La tragedia de esta transformación es que la víctima se convierte en el verdugo. La mano que se alza para herir es a menudo la misma mano que suplicó ayuda y fue rechazada. 


La sabiduría popular y la narrativa moral nos piden que separemos la paja del grano, que tracemos una línea inquebrantable entre el Bien y el Mal. Pero Glinda, con su pregunta, nos obliga a contemplar la zona gris, ese crepúsculo moral donde el nacimiento y la circunstancia se encuentran en una danza ambigua. 


Mi convicción, aquella que la experiencia me ha susurrado en los rincones más oscuros de la sala de redacción, es que si bien hay temperamentos y predisposiciones que hacen que algunos sean más susceptibles a la sombra, la maldad plenamente realizada es casi siempre una obra de la cultura, del trauma, de la falta de empatía y de la ausencia de amor. 

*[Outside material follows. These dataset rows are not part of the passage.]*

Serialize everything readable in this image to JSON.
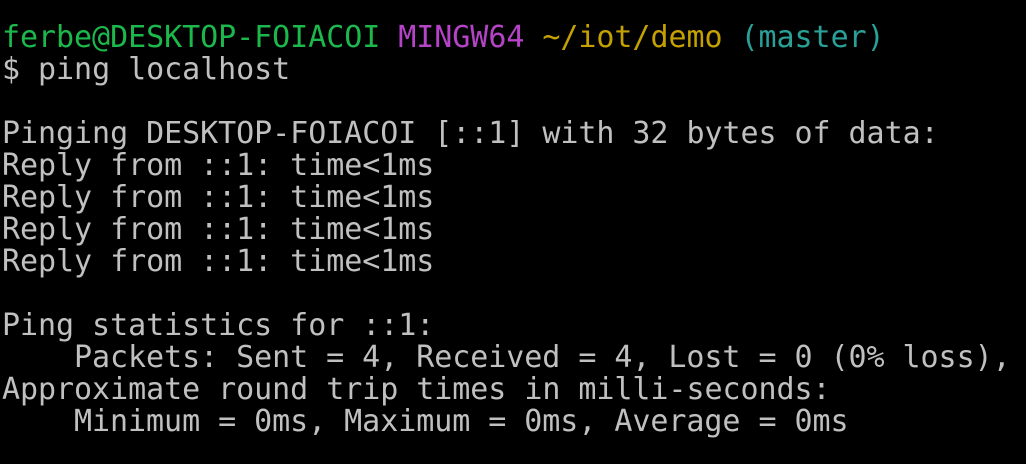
{
  "colors": {
    "background": "#000000",
    "text": "#c0c0c0",
    "user_host": "#1cb84c",
    "mingw": "#b443c6",
    "path": "#c4a000",
    "branch": "#2aa198"
  },
  "prompt": {
    "user_host": "ferbe@DESKTOP-FOIACOI",
    "system": "MINGW64",
    "path": "~/iot/demo",
    "branch": "(master)",
    "symbol": "$",
    "command": "ping localhost"
  },
  "output": {
    "header": "Pinging DESKTOP-FOIACOI [::1] with 32 bytes of data:",
    "replies": [
      "Reply from ::1: time<1ms",
      "Reply from ::1: time<1ms",
      "Reply from ::1: time<1ms",
      "Reply from ::1: time<1ms"
    ],
    "stats_header": "Ping statistics for ::1:",
    "packets": "Packets: Sent = 4, Received = 4, Lost = 0 (0% loss),",
    "rtt_header": "Approximate round trip times in milli-seconds:",
    "rtt_values": "Minimum = 0ms, Maximum = 0ms, Average = 0ms"
  }
}
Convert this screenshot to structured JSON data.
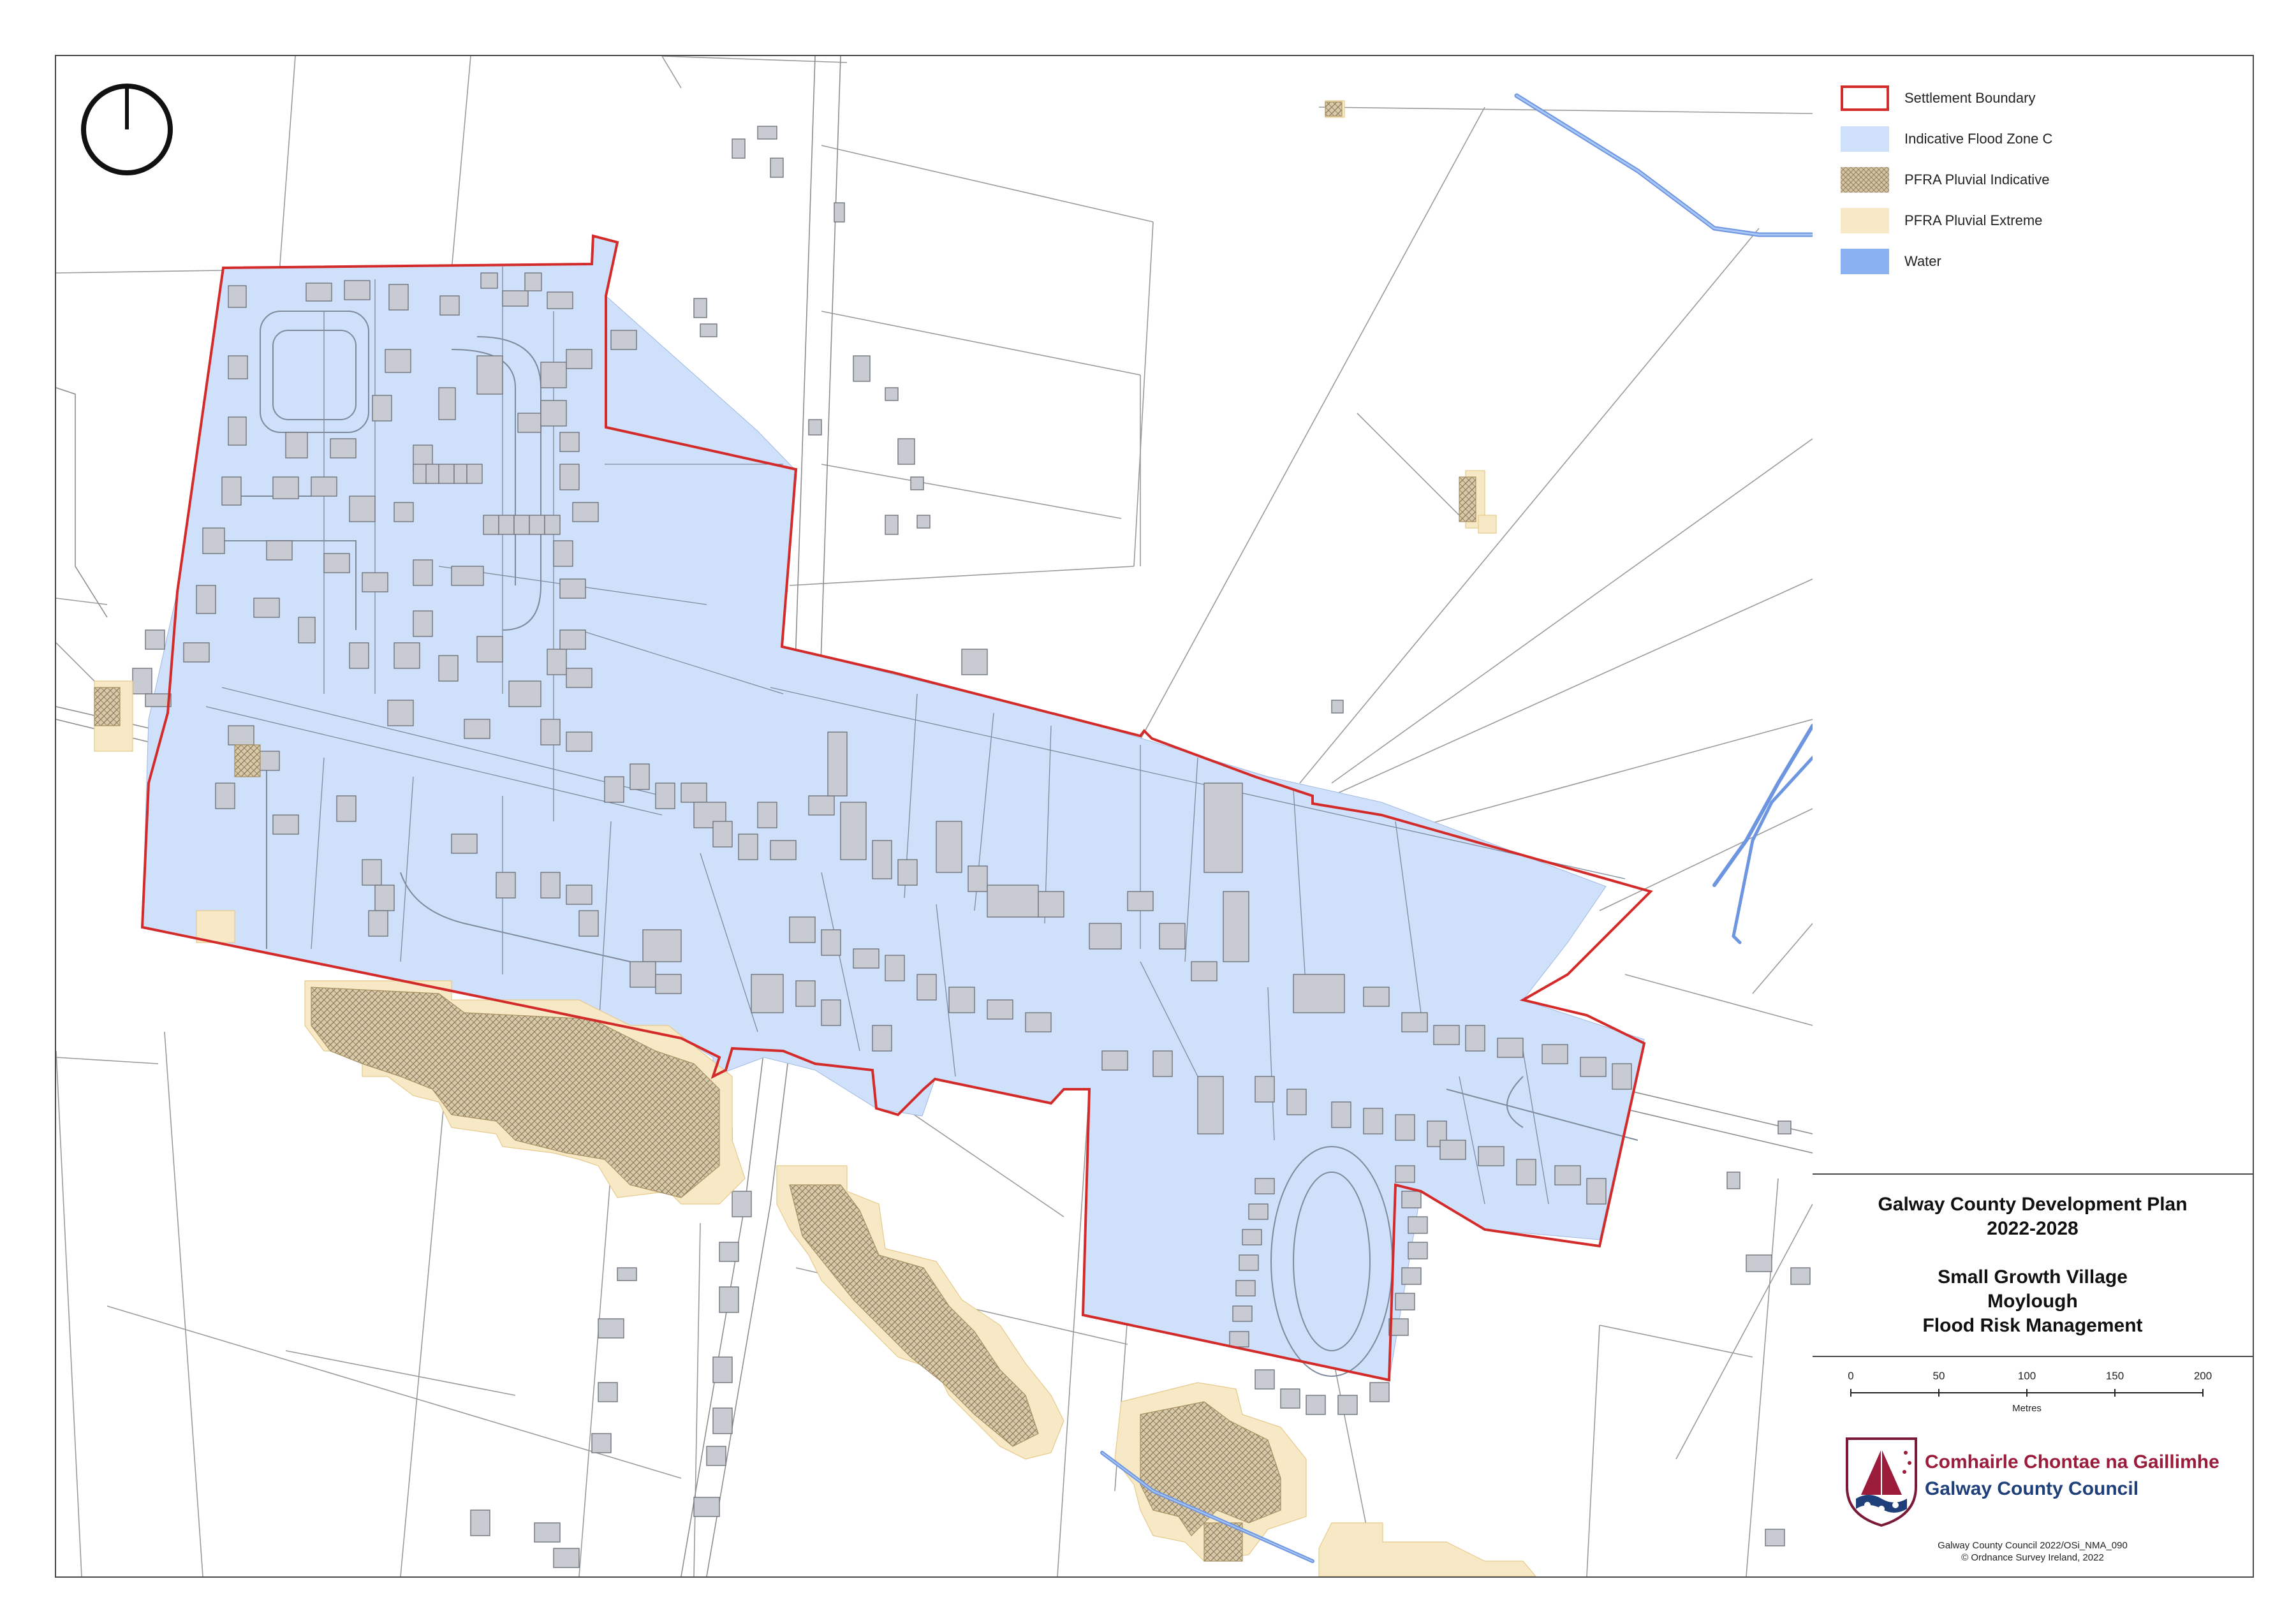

Glinda, en su luz, nos da una lección: La existencia de la maldad que "se hace" implica la posibilidad de que esa manufactura pueda ser detenida. Que la llave no está solo en el castigo, sino en la intervención temprana, en asegurar que cada río tenga un cauce nutrido, y no un desierto de piedras. Es un llamado a la responsabilidad colectiva para no crear, por omisión o acción, el monstruo que luego tememos. 


La frase no es una pregunta académica; es un desafío urgente. Nos pide que miremos a los ojos al malvado no solo para condenarlo, sino para preguntarnos: ¿Qué parte de su sombra fue tejida por el mundo que todos habitamos?